Dix-huitième enfant d'une famille de petits paysans de Moravie, l'Autrichien Karl Renner obtient une bourse et peut entrer à l'université de Vienne. Très vite attiré par la social-démocratie, il participe avec Otto Bauer à la direction de la revue théorique du parti, Der Kampf. Il étudie la théorie du droit et développe une conception lassalienne de l'État, régulateur de la société (La Fonction sociale du droit, 1904).
Élu député en 1907, il dirige pendant la Première Guerre mondiale l'aile droite, majoritaire, du Parti social-démocrate et soutient la participation des socialistes à la guerre. En novembre 1918, il préside la commission exécutive élue par le Conseil national et devient chancelier de novembre 1918 à juin 1920, gouvernant avec une coalition de sociaux-démocrates et de chrétiens sociaux. Aux négociations de Saint-Germain, il défend le droit de l'Autriche à l'autodétermination, c'est-à-dire le droit de s'unir à l'Allemagne de Weimar. Mais Clemenceau fait usage de son droit de veto pour empêcher l'union.

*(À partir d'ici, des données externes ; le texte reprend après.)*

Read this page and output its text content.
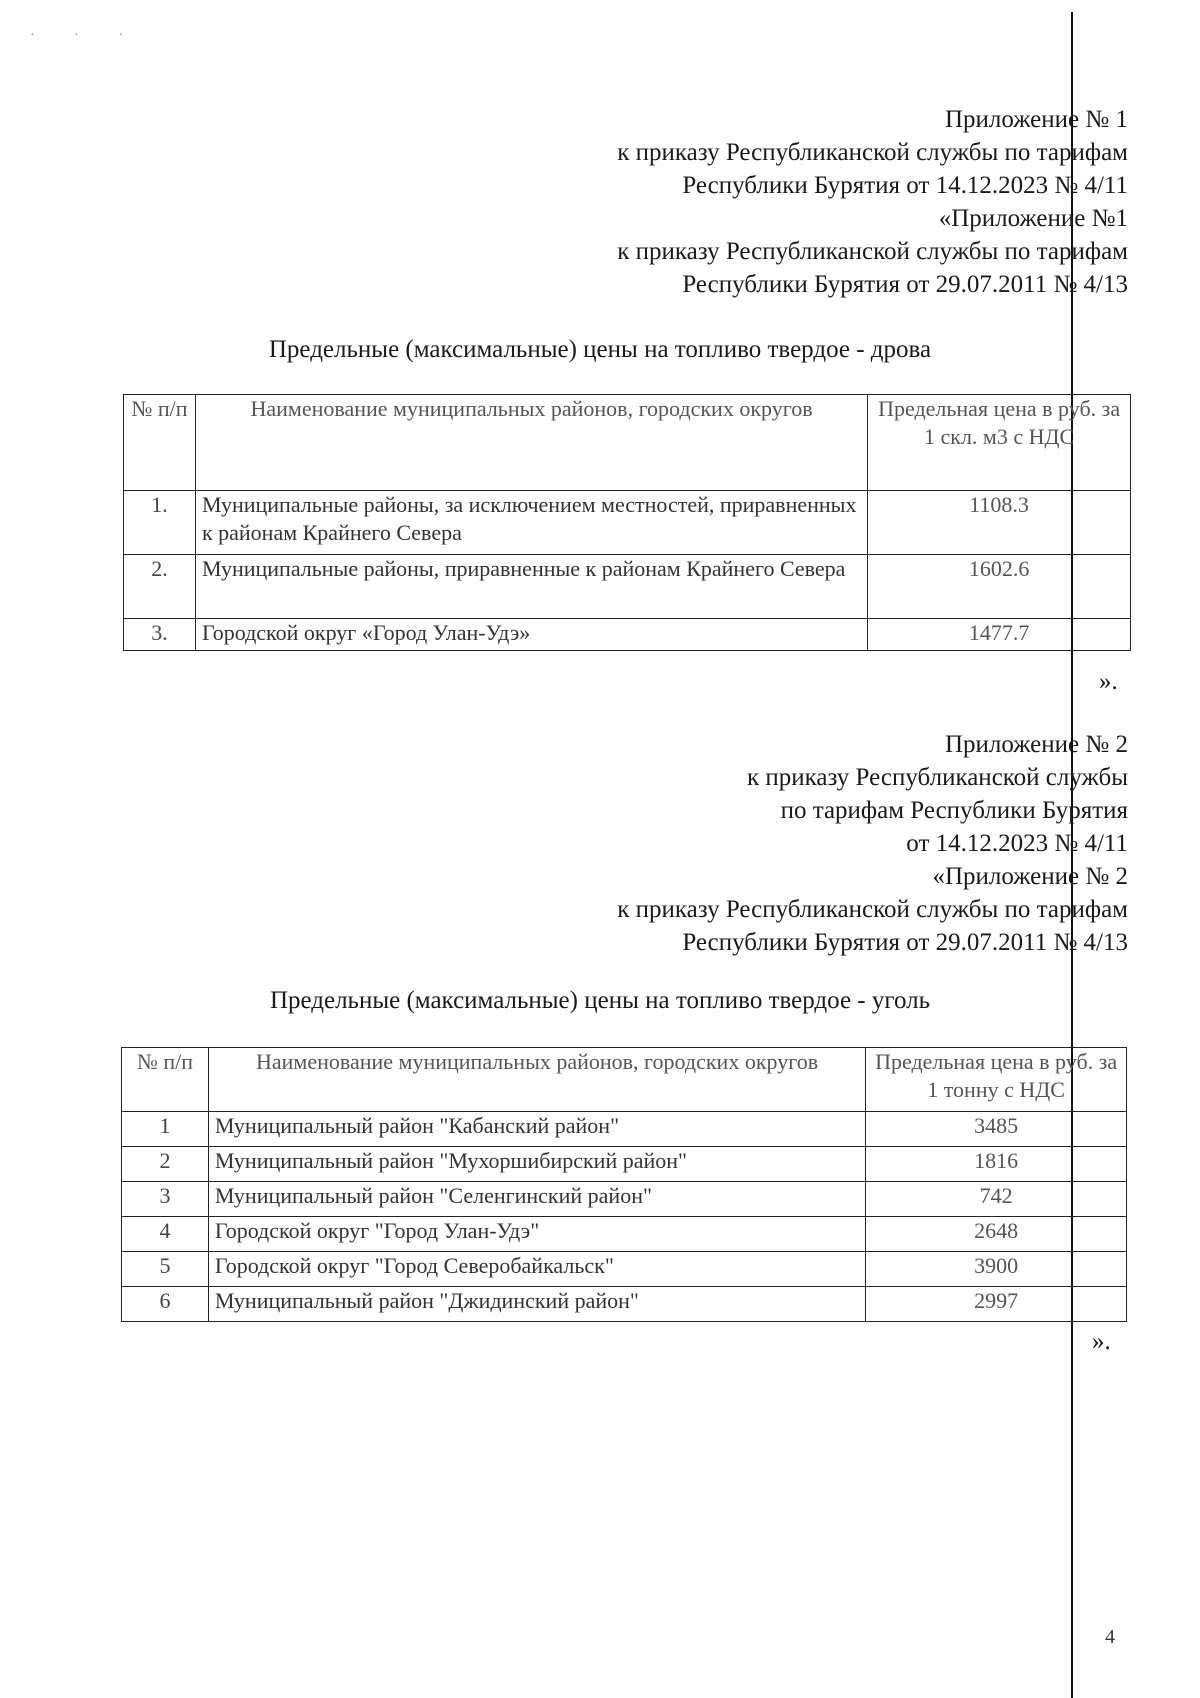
· · ·
Приложение № 1
к приказу Республиканской службы по тарифам
Республики Бурятия от 14.12.2023 № 4/11
«Приложение №1
к приказу Республиканской службы по тарифам
Республики Бурятия от 29.07.2011 № 4/13
Предельные (максимальные) цены на топливо твердое - дрова
№ п/п	Наименование муниципальных районов, городских округов	Предельная цена в руб. за 1 скл. м3 с НДС
1.	Муниципальные районы, за исключением местностей, приравненных к районам Крайнего Севера	1108.3
2.	Муниципальные районы, приравненные к районам Крайнего Севера	1602.6
3.	Городской округ «Город Улан-Удэ»	1477.7
».
Приложение № 2
к приказу Республиканской службы
по тарифам Республики Бурятия
от 14.12.2023 № 4/11
«Приложение № 2
к приказу Республиканской службы по тарифам
Республики Бурятия от 29.07.2011 № 4/13
Предельные (максимальные) цены на топливо твердое - уголь
№ п/п	Наименование муниципальных районов, городских округов	Предельная цена в руб. за 1 тонну с НДС
1	Муниципальный район "Кабанский район"	3485
2	Муниципальный район "Мухоршибирский район"	1816
3	Муниципальный район "Селенгинский район"	742
4	Городской округ "Город Улан-Удэ"	2648
5	Городской округ "Город Северобайкальск"	3900
6	Муниципальный район "Джидинский район"	2997
».
4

D'avril 1931 à mars 1933, Karl Renner prône à nouveau le rattachement de l'Autriche à la grande Allemagne, mais les excès de la propagande national-socialiste lui font rapidement prendre ses distances. Arrêté lors de l'action de Dollfuss contre les socialistes en février 1934, Renner ne sort de prison qu'après l'assassinat du chancelier par les nazis. Minoritaire à l'intérieur de son parti, il reste à l'écart de l'activité des socialistes de 1934 à 1945. Pourtant, lors de la campagne du référendum organisé par Hitler au lendemain de l'Anschluss, Karl Renner fait, le 2 avril 1938, cette étrange déclaration : « En tant que social-démocrate, et, à ce titre, défenseur du droit des peuples à disposer d'eux-mêmes, en tant que premier chancelier fédéral de l'Autriche allemande, enfin en tant que président de la délégation autrichienne à la conférence de la paix à Saint-Germain, je voterai oui au référendum. » Une pareille prise de position en faveur du rattachement à l'Allemagne hitlérienne entraîne presque automatiquement le ralliement des électeurs de gauche. Cette intervention n'empêchera pas Staline de lui confier la direction du gouvernement provisoire en avril 1945 ; Renner déclare alors nulles les décisions prises par l'administration allemande depuis mars 1938, date de l'annexion au Reich. L'Assemblée fédérale autrichienne, formée par la réunion du Conseil national et du Conseil fédéral, élit Karl Renner à la présidence de la IIe République fédérale autrichienne, le 20 décembre 1945. Il meurt avant d'avoir pu achever son mandat.